A year later, however, we were approached by Pete Worden, chairman of the Breakthrough Prize Foundation, with an introduction to Matt Daniels, who at the time was working for the Secretary of Defense’s office. Daniels had read our repression about the 2014 meteor and wanted to help confirm its origins from within the US government. After a year of laboriously navigating several layers of state bureaucracy, Daniels was able to procure in March / April 2022 official confirmation from Lieutenant General John Shaw, Deputy Commander of the US Space Force, and Joel Mozer, Chief Researcher of the branch’s Space Operations Command, on relevant uncertainties – and thus an effective confirmation that the meteor was of true interstellar origin.
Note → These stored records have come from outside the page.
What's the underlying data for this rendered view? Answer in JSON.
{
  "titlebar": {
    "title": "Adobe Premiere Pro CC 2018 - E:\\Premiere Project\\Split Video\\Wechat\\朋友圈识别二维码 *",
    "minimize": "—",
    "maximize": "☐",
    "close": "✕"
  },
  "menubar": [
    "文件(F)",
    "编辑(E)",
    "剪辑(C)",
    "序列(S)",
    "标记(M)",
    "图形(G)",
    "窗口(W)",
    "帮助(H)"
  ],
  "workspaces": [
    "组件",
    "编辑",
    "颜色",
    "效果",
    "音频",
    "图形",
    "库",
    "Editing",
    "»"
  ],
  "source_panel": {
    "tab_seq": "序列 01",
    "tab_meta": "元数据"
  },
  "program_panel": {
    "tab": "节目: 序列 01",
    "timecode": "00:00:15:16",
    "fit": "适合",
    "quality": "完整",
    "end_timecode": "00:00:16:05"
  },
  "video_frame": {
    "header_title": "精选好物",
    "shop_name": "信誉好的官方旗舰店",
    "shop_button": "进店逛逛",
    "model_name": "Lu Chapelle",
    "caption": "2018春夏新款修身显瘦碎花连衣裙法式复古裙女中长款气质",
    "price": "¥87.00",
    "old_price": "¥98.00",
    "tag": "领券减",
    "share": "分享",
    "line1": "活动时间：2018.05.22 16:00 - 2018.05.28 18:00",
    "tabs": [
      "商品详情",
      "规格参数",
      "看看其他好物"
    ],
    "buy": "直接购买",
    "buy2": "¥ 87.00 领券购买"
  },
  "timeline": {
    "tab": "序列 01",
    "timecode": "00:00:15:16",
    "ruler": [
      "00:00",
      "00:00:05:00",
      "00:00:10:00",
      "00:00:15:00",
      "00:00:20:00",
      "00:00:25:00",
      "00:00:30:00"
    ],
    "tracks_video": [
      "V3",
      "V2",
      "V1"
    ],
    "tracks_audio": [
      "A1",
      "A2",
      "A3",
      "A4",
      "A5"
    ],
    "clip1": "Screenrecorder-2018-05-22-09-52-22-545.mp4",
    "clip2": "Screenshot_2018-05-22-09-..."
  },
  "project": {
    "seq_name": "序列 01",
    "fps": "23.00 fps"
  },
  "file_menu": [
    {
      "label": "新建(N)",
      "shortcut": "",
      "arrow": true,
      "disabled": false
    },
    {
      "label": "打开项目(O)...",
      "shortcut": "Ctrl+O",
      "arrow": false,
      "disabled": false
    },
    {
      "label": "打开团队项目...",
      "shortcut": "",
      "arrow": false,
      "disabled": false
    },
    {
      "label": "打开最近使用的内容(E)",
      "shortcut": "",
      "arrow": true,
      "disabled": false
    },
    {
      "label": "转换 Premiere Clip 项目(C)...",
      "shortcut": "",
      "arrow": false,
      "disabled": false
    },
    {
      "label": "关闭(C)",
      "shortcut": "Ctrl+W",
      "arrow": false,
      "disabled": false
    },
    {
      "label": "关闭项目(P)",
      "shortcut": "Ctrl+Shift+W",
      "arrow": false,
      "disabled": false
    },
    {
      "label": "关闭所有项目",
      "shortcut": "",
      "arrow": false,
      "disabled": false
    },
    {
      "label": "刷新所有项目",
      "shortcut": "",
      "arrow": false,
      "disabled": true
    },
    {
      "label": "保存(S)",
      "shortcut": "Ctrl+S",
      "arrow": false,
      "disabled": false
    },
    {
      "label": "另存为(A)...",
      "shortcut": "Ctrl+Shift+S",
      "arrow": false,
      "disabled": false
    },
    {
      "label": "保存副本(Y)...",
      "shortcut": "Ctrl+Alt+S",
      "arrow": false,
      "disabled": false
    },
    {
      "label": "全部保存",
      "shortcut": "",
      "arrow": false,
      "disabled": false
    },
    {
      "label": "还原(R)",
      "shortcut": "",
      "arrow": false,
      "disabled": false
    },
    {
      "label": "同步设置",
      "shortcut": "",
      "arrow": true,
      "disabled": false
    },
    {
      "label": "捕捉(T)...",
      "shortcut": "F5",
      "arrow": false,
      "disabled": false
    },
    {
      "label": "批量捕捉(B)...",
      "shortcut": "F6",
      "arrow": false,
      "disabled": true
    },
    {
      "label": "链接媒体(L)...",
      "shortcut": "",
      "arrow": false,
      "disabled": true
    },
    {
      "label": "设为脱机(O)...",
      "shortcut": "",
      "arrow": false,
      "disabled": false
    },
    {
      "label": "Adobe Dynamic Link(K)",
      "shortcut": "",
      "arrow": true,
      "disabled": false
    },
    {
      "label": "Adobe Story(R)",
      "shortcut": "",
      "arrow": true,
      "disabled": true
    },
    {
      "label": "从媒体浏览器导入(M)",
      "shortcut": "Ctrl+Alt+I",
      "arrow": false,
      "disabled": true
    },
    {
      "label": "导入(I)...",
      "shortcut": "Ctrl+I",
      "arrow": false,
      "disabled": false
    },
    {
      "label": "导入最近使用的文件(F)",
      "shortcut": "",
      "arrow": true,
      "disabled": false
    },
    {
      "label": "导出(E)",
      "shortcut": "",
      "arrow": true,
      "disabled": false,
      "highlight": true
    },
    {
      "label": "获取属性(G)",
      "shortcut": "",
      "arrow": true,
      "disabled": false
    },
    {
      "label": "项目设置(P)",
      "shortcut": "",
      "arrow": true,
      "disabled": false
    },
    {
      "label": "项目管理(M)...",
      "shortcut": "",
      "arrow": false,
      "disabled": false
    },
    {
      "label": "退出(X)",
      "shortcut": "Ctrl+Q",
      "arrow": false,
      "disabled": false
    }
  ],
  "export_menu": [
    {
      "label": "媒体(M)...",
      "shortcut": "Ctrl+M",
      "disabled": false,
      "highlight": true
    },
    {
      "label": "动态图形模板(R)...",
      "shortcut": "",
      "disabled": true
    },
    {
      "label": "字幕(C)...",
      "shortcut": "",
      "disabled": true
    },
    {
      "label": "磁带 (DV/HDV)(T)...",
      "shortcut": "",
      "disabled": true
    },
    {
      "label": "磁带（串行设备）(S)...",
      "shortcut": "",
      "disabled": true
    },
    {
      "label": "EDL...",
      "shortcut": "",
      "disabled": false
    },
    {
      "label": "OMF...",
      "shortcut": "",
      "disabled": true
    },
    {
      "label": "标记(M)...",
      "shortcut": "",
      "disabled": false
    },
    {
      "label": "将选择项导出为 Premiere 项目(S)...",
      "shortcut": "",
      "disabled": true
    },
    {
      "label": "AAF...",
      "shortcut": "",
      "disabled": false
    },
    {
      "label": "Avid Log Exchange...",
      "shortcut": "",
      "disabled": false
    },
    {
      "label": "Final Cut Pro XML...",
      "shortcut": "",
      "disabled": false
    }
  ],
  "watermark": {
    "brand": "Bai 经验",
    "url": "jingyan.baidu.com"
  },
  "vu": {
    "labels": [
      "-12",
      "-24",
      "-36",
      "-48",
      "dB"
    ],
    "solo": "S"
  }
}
Three years after our original discovery, the first object to emerge outside the solar system observed to hit Earth – the first known interstellar meteor – has been officially recognized. The meteor from 2014 is also the first recorded interstellar object discovered in the solar system, which preceded ‘Oumuamua by more than three years, and is one of three interstellar objects confirmed so far, along with’ Oumuamua and the interstellar comet Borisov.

The interstellar nature of the 2014 object has fascinating consequences. Its size suggests that each star needs to contribute a significant amount of similar objects during its lifetime to make the 2014 discovery likely – suggesting that there are many more interstellar meteors to be found. And its high velocity relative to the average velocity of our neighboring stars suggests that it could have been ejected from the depths of another planetary system, relatively close to its star. This is surprising, since one can naively expect that most interstellar objects instead come from far more distant circumcellar regions where escape velocities are lower, namely the comet clouds found on the edge of many star systems.

This new field, the study of interstellar meteors, really has a lot to tell us about our place in the cosmos. Further studies of the observed properties of the meteor from 2014 may reveal new insights into our local interstellar environment, especially compared to the properties of its successors, ‘Oumuamua and Borisov. Meteor databases are ripe for searches, and there are new motives for building new sensing networks, with a focus on discovering future interstellar meteors. Observing an interstellar meteor burning up in real time would make it possible to study its composition, which would provide new insights into the chemistry of other planetary systems.

The holy grail of interstellar object studies would be to obtain a physical sample of an object that originates outside the solar system – a goal as bold as it is scientifically groundbreaking. We are currently investigating whether a mission to the bottom of the Pacific Ocean off the coast of Manus Island, in the hope of finding fragments of the 2014 meteor, may be fruitful or even possible. Any sufficiently large interstellar meteor detected in the future should also produce a burst of debris, which we could potentially track down and analyze. There is, of course, another approach to getting samples, which I, as head of interstellar object studies for the Galileo project, am happy to continue as well: a meeting with spaceships. In collaboration with Alan Stern, the principal investigator for NASA’s New Horizons mission, we have now received funding to develop a concept for a space mission for some future interstellar object.

Like exotic shells, these messengers from the stars have washed ashore on our planetary shore for billions of years, each carrying secrets of its – and our – cosmic origin. Now we are finally starting to comb the shoreline.